CAMEROUNONLINE.ORG | Alors que le Cameroun s’apprête à affronter le Malawi en finale de la WAFCON ce dimanche 16 août, un nom s’impose presque sans discussion : Michaely Bihina.
À 22 ans, la gardienne camerounaise est l’une des grandes révélations de la compétition. Décisive face au Nigeria en quarts de finale, elle a ensuite livré une performance exceptionnelle contre le Maroc, pays hôte, en arrêtant notamment un penalty en prolongation puis trois tirs au but lors de la séance décisive.
Forcément, les réseaux sociaux camerounais s’en sont emparés.
Depuis plusieurs jours, les mèmes et les moqueries se multiplient, opposant Bihina à André Onana. Certains demandent ironiquement au gardien des Lions Indomptables de « prendre des cours » auprès d’elle. Chaque nouvel arrêt de Bihina devient presque une nouvelle occasion de tourner Onana en dérision.
Mais cette comparaison cache une ironie importante.
Le parcours de Michaely Bihina n’est pas vraiment une histoire qui s’est construite contre André Onana. Au contraire, il croise directement un écosystème auquel Onana et sa fondation ont contribué.
Avant Benfica, avant Racing Power et avant ses exploits à la WAFCON, Bihina a évolué à Éclair de Sa’a, club camerounais de football féminin étroitement lié à la famille Onana et soutenu par la Fondation André Onana.
Son passage dans cet environnement lui a également permis de bénéficier de conseils d’André Onana lui-même, notamment sur certains aspects spécifiques du poste de gardien : la relance, la lecture du jeu et la prise de décision.
Bihina quittera ensuite le Cameroun pour le Portugal en 2022, où elle rejoindra Racing Power. Elle contribuera à la montée du club dans l’élite, sera ensuite distinguée parmi les meilleures gardiennes du championnat portugais, avant de rejoindre Benfica en 2026.
Il faut toutefois éviter un raccourci : le transfert personnel de Bihina vers le Portugal n’est pas documenté comme ayant été effectué via le partenariat avec Getafe.
En revanche, ce partenariat illustre parfaitement l’importance du système mis en place autour d’Éclair de Sa’a.
En 2023, la Fondation André Onana a officialisé un partenariat entre Éclair de Sa’a et CD Getafe Femenino, en Espagne, avec un objectif clair : offrir à de jeunes footballeuses camerounaises une passerelle vers le football européen.
Plusieurs joueuses camerounaises ont déjà emprunté cette voie.
L’exemple le plus spectaculaire est celui de Achta Toko Njoya, elle aussi passée par Éclair de Sa’a et aujourd’hui coéquipière de Bihina en sélection nationale. Grâce à cette passerelle, elle a rejoint Getafe en Espagne, poursuivi son développement avant d’intégrer le Real Madrid, où son ascension l’a conduite jusqu’aux portes — puis au groupe — de l’équipe première.
D’autres joueuses camerounaises ont également bénéficié de ce corridor entre Sa’a et l’Europe.
Et c’est précisément ce contexte qui mérite d’être rappelé aujourd’hui.
Cela n’enlève absolument rien au mérite de Michaely Bihina.
C’est elle qui réalise les arrêts. C’est elle qui travaille. C’est elle qui a gagné sa place en Europe. Et c’est elle qui porte aujourd’hui les espoirs du Cameroun dans cette WAFCON.
Mais le développement d’une carrière sportive n’est presque jamais l’œuvre d’une seule personne.
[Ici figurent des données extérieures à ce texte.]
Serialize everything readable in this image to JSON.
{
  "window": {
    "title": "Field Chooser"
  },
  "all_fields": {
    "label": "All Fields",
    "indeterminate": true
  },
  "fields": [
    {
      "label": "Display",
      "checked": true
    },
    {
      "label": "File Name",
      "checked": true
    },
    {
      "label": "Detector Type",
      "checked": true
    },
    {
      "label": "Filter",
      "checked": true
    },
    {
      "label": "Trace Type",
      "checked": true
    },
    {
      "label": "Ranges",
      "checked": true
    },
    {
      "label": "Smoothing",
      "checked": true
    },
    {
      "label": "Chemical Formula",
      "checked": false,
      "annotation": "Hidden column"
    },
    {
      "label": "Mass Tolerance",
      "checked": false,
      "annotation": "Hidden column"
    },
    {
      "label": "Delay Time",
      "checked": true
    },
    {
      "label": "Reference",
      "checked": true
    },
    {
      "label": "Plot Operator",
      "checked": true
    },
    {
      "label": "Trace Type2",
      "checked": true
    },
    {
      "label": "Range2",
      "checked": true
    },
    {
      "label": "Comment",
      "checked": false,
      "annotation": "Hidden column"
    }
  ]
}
Derrière une gardienne qui brille devant des millions de téléspectateurs, il y a souvent un club qui lui a donné sa chance, des entraîneurs qui l’ont formée, des joueurs expérimentés qui lui ont transmis des conseils et des structures qui ont essayé de créer des opportunités au-delà des frontières camerounaises.
Alors oui, profitons des mèmes Bihina-Onana.
Mais n’oublions pas l’ironie de l’histoire : au moment où Internet utilise Michaely Bihina pour se moquer d’André Onana, une partie de l’écosystème soutenu par Onana a justement contribué à créer l’environnement dans lequel elle a grandi — et continue aujourd’hui d’ouvrir des portes européennes à d’autres Lionnes Indomptables.
Parfois, la meilleure histoire n’est pas de savoir qui mérite d’être moqué.
C’est de comprendre qui a contribué à construire le chemin.